The Spanish company reported strong results last year, with sales up 10.5% in constant currency terms to €39 billion and a dividend increase of 9%. Inditex opened 47 stores across its suite of brands, including Zara, Bershka, and Stradivarius.
"The excellent sales and profit figures show the solidity of the Inditex Group's profitable growth," CEO Oscar Garcia Maceiras said in a statement.
Despite the strong year-end results, shares slid as Inditex noted weaker growth of 4% between Feb. 1 and Mar. 10—down from 11% for the same period a year earlier. The company plans to expand its market share with more floor space and store openings for Pull&Bear, Bershka, and others in old and new markets.
“Expectations were lower than usual for Inditex given other market data points, but this is a miss on a well liked stock,” Deutsche Bank analysts led by Adam Cochrane wrote in a note.
Morningstar equity analyst Jelena Sokolova said it was “too early to extrapolate the slowdown into the future,” given Inditex’s 2024 performance and plans this year.

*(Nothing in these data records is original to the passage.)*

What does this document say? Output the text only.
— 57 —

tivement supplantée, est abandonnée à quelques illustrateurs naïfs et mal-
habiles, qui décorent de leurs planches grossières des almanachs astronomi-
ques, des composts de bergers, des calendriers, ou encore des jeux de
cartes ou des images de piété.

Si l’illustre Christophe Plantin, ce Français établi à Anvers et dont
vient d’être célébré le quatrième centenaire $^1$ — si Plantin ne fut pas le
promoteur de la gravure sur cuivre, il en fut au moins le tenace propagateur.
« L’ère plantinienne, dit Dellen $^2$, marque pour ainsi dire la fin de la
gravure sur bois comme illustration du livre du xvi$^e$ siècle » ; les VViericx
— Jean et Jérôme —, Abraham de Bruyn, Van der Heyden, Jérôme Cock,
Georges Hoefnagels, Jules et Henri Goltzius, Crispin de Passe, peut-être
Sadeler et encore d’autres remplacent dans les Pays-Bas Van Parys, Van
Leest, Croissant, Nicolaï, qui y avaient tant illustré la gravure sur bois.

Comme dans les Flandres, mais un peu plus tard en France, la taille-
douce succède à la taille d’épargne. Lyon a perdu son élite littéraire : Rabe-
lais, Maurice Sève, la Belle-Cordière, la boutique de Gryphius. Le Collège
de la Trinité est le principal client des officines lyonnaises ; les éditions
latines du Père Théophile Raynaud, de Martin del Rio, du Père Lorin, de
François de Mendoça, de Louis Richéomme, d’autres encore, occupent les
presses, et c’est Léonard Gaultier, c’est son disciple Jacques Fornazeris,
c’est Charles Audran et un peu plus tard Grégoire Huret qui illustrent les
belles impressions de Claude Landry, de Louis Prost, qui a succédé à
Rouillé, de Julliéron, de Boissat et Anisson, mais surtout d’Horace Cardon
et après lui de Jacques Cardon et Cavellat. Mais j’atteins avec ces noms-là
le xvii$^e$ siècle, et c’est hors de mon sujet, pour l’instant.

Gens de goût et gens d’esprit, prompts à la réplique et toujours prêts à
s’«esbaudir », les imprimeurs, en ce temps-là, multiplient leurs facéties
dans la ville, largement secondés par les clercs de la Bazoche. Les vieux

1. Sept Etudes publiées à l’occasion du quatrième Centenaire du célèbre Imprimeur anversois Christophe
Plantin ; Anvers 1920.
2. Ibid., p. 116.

Retailers are still grappling with reluctant consumer spending—a trend Zara seemingly benefited from as some shoppers withdrew from big luxury purchases. Global uncertainty, including the threat of U.S. tariffs, has only added to their challenges.
Most Inditex garments are produced in Spain, Portugal, Turkey, and Morocco, but the U.S. is the company’s second-largest market. American consumers have been under pressure amid the ongoing trade war, and retailers, including Inditex’s Spanish competitor Mango, are trying to brace themselves .
H&M, the Swedish mass retailer, is in the process of nearshoring the production of its products. CFO Adam Karlsson told Reuters that it was doing so for various reasons, including geopolitics and to improve its responsiveness to customer demand. H&M’s sales during the final quarter of 2024 came in below expectations, while its full-year results were up by 1%.
"If tariffs increase for everyone, there will be a relative position to take (on pricing)," Karlsson said. "We should position our offering in the same way no matter whether there are tariffs or not."
Kering, the luxury company behind Gucci and Saint Laurent, was clear that it would maneuver impending tariffs without moving any production to the U.S., given that the French company is “selling a part of our culture,” according to CEO Francois-Henri Pinault.
When asked how tariffs might impact Inditex, Garcia Maceiras admitted it was “difficult to predict” but was confident the company was strongly positioned. Like its rivals, Inditex’s footprint spans various markets for producing its goods.
“We consider that we are in a very good positioning due to our levels of geographical diversification in terms of sourcing and sales,” he said. “As we operate in many markets, we have experience dealing with different tariff regimes.”
Representatives at Inditex declined to comment beyond the earnings call.